Of Mice and Men: John Steinbeck
Once again, this was an overwhelmingly popular choice of text: little wonder, perhaps, as it continues to engage and challenge the widest range of candidates who often produce uplifting and engaging responses.
This question elicited a very wide spectrum of responses. Weaker responses focused only on the passage with no reference to the novel as a whole; often, these responses were overly imaginative and found symbols in everything and anything with no convincing supporting reference. However, better responses were sometimes hugely sophisticated and showed excellent powers of close textual analysis. Minute details were related to philosophical concepts with panache; candidates ranged round the novel with confidence to explore their ideas. There was some really sensitive analysis of the image of the heron and the water snake.

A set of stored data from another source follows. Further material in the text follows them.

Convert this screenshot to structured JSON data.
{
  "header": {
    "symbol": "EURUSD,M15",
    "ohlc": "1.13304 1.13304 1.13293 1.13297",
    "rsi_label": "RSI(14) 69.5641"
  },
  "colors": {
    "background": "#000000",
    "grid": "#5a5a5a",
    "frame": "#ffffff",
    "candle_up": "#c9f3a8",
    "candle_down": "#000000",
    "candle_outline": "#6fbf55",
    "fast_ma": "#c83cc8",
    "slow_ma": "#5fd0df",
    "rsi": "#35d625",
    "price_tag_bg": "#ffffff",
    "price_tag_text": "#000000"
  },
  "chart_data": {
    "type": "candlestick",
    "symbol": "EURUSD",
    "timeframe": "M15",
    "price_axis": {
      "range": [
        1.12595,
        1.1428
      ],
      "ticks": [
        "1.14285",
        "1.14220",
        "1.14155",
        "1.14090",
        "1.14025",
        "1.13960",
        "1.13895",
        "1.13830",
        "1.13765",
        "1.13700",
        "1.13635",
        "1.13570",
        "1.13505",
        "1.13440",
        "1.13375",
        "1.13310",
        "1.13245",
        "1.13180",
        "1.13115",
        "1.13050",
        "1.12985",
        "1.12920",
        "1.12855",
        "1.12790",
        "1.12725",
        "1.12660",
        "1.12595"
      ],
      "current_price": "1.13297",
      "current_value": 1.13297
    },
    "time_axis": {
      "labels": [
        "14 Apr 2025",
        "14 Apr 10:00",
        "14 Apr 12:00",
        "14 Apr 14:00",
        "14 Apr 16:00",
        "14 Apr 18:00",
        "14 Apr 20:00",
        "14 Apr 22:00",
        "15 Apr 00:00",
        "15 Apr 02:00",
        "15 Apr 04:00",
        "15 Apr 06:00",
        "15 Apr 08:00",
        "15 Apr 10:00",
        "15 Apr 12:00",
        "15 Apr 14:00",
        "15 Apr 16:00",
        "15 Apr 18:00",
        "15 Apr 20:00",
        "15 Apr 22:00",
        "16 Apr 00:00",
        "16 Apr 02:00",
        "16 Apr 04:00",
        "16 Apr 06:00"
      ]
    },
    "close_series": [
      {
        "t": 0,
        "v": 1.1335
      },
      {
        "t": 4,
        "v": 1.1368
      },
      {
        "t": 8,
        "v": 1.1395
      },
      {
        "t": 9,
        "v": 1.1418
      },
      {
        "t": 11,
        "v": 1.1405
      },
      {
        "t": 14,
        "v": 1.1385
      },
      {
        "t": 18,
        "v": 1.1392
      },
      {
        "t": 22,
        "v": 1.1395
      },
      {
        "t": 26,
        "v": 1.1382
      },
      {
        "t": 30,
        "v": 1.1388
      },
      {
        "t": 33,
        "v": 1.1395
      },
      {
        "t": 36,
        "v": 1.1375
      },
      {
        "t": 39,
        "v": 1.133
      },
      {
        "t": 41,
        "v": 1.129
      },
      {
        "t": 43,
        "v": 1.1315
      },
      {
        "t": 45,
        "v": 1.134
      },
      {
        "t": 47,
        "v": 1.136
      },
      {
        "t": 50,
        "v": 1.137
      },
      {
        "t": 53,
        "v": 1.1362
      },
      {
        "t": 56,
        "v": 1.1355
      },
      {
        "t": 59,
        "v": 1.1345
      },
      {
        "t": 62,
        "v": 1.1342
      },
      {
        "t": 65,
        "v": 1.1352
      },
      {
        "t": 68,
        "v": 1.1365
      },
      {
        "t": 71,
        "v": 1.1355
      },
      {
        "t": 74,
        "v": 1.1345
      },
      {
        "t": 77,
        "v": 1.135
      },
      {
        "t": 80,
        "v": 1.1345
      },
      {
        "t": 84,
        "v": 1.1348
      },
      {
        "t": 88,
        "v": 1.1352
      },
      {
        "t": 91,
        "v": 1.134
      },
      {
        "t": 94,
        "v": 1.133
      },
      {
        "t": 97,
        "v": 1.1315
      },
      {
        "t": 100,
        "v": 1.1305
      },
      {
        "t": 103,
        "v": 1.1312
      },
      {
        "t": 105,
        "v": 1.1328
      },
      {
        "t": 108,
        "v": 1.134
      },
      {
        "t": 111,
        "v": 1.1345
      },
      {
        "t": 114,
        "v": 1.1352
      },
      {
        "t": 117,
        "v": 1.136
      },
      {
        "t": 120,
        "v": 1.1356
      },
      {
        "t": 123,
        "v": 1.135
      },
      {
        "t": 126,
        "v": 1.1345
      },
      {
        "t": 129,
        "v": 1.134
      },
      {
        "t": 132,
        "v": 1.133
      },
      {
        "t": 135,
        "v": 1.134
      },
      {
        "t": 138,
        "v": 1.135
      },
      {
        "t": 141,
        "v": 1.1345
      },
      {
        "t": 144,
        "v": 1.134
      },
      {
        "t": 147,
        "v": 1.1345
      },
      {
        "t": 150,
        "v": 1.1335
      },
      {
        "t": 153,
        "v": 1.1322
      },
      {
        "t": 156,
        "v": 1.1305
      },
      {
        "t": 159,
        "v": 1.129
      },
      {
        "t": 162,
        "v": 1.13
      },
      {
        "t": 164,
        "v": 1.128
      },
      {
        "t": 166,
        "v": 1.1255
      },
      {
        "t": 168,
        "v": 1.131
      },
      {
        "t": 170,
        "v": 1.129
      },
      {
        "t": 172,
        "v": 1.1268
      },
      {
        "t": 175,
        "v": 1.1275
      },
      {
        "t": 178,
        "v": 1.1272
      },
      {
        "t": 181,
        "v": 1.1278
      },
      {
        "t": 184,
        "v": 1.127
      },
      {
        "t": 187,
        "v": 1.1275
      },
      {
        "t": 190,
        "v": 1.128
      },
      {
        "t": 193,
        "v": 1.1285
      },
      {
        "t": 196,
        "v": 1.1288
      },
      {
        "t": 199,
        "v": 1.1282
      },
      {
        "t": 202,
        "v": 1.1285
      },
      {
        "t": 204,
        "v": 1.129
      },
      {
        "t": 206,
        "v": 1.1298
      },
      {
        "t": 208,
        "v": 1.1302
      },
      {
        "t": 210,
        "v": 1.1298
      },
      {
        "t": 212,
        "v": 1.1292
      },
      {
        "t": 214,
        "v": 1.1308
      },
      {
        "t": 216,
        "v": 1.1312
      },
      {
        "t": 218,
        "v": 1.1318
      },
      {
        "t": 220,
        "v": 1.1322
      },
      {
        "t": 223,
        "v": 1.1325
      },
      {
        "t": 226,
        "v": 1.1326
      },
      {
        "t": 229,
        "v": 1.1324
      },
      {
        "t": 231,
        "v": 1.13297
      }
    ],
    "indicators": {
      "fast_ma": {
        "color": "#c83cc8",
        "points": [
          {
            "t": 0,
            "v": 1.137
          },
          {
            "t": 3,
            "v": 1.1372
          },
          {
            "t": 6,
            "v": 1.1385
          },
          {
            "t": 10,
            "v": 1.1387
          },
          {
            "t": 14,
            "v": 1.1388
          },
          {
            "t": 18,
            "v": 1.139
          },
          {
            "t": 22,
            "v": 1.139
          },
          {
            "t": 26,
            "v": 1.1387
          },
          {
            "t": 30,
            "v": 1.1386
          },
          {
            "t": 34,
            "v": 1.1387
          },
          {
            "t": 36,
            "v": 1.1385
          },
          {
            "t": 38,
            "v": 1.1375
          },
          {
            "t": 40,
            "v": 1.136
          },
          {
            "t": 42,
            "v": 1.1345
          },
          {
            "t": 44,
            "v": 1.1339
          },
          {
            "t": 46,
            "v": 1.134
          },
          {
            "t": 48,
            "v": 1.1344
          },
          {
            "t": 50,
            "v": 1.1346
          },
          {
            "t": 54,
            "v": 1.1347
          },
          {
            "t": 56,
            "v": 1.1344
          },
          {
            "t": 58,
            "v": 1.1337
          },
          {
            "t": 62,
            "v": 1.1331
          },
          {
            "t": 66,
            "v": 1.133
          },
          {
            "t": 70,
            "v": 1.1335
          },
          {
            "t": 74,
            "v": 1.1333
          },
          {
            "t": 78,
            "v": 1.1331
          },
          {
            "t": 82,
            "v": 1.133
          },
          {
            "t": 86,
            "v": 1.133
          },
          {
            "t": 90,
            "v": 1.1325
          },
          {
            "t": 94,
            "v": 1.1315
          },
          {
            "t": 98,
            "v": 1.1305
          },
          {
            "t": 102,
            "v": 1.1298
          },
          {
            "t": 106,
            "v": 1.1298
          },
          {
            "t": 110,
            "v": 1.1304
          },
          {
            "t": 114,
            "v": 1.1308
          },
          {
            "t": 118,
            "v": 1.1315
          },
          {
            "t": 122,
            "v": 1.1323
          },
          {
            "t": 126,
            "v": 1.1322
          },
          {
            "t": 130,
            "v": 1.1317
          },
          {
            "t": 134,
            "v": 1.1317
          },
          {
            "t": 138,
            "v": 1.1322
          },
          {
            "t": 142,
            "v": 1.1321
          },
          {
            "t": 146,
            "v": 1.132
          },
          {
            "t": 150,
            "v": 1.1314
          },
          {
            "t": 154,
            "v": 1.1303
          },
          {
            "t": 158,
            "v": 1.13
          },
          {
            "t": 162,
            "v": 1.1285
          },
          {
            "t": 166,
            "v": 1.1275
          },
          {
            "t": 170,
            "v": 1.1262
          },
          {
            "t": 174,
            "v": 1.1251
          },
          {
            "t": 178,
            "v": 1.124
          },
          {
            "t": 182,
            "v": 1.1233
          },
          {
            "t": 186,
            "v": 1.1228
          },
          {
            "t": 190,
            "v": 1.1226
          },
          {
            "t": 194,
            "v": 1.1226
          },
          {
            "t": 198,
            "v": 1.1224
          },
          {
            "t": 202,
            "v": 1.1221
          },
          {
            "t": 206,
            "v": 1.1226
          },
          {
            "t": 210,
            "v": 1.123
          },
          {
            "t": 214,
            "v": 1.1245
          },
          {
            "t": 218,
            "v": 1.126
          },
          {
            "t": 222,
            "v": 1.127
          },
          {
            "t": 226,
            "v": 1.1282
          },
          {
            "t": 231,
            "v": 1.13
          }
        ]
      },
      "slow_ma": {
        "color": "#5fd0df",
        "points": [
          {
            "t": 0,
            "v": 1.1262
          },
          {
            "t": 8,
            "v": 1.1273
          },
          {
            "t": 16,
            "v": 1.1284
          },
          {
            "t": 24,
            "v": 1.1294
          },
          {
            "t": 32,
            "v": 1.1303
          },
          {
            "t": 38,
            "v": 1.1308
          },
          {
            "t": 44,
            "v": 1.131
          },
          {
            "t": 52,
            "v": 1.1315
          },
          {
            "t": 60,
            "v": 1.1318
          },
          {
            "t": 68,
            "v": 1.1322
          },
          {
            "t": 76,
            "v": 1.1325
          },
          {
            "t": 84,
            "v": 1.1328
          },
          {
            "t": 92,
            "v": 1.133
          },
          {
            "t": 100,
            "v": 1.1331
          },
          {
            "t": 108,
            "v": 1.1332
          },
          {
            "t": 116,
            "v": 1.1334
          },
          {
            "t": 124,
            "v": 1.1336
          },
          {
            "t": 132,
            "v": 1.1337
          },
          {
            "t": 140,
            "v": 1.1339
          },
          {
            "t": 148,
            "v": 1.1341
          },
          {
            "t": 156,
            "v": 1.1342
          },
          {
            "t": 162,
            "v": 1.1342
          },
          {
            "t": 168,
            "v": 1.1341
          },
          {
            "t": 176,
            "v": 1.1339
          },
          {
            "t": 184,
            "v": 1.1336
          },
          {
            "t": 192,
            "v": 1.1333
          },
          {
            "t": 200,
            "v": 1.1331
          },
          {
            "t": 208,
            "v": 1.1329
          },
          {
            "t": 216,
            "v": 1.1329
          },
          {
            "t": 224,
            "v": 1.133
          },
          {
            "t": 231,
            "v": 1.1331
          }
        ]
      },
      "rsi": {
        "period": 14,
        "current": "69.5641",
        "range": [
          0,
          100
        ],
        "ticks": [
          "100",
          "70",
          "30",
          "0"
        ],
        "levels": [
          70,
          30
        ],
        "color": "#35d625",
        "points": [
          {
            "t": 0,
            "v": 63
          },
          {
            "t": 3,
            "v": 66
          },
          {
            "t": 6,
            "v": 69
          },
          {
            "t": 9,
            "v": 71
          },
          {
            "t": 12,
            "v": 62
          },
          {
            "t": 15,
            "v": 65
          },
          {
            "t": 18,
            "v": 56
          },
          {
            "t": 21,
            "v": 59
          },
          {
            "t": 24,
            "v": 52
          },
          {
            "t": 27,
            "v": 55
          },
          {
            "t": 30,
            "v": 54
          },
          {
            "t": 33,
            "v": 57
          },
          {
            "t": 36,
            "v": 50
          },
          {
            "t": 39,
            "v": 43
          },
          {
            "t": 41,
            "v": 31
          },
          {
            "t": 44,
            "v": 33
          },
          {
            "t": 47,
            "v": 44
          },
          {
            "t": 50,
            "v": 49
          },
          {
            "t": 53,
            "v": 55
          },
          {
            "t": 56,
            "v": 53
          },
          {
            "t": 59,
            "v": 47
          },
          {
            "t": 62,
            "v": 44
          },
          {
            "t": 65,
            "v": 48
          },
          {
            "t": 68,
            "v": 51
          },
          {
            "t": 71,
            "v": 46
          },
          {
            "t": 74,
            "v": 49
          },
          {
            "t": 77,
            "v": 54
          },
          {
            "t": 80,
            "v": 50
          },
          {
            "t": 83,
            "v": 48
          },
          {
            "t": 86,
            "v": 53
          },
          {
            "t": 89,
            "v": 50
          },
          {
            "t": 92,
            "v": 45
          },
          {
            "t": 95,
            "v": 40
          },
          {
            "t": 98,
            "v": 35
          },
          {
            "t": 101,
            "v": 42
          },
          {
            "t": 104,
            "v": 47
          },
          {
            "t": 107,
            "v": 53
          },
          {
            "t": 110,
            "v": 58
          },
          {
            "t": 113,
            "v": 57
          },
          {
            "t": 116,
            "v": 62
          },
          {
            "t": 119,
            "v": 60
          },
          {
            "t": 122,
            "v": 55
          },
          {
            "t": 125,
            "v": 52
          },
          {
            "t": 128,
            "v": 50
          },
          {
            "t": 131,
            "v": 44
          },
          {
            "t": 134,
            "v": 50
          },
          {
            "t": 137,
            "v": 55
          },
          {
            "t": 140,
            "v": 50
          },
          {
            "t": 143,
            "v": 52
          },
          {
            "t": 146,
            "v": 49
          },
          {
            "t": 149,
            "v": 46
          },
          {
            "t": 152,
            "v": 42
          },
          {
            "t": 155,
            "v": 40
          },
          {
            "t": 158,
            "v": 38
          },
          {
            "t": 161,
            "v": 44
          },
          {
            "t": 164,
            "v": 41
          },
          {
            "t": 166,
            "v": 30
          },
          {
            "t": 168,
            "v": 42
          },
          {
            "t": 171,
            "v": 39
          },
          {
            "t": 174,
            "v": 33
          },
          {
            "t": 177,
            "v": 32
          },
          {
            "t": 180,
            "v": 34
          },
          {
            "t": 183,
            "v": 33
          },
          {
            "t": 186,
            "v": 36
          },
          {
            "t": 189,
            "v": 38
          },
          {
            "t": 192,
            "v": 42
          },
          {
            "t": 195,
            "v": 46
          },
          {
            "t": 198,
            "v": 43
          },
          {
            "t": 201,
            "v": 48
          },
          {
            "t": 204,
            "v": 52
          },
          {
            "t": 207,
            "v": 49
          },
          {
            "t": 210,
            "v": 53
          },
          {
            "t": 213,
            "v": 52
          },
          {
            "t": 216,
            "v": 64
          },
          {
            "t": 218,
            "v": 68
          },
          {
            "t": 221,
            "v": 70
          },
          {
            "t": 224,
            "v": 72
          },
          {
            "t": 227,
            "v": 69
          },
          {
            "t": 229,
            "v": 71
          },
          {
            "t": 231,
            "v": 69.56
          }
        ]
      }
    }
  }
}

This was a very popular question: one senior examiner commented that candidates "performed brilliantly". There were, of course, pitfalls: some candidates lost focus on sadness other than very briefly at the beginning and the end, then wrote about loneliness, the dream, events and/or characters. The best responses stopped and thought, then went on to challenge the premise of the task and identify some optimistic features: friendship, loyalty and the ending suggesting some sort of better future despite the inevitability of the final tragedy. An interesting observation was that only hardened Carlson and those without a dream like Slim could be happy. Most candidates, at all levels, considered Steinbeck's methods with confidence; better candidates were very skilful in this area.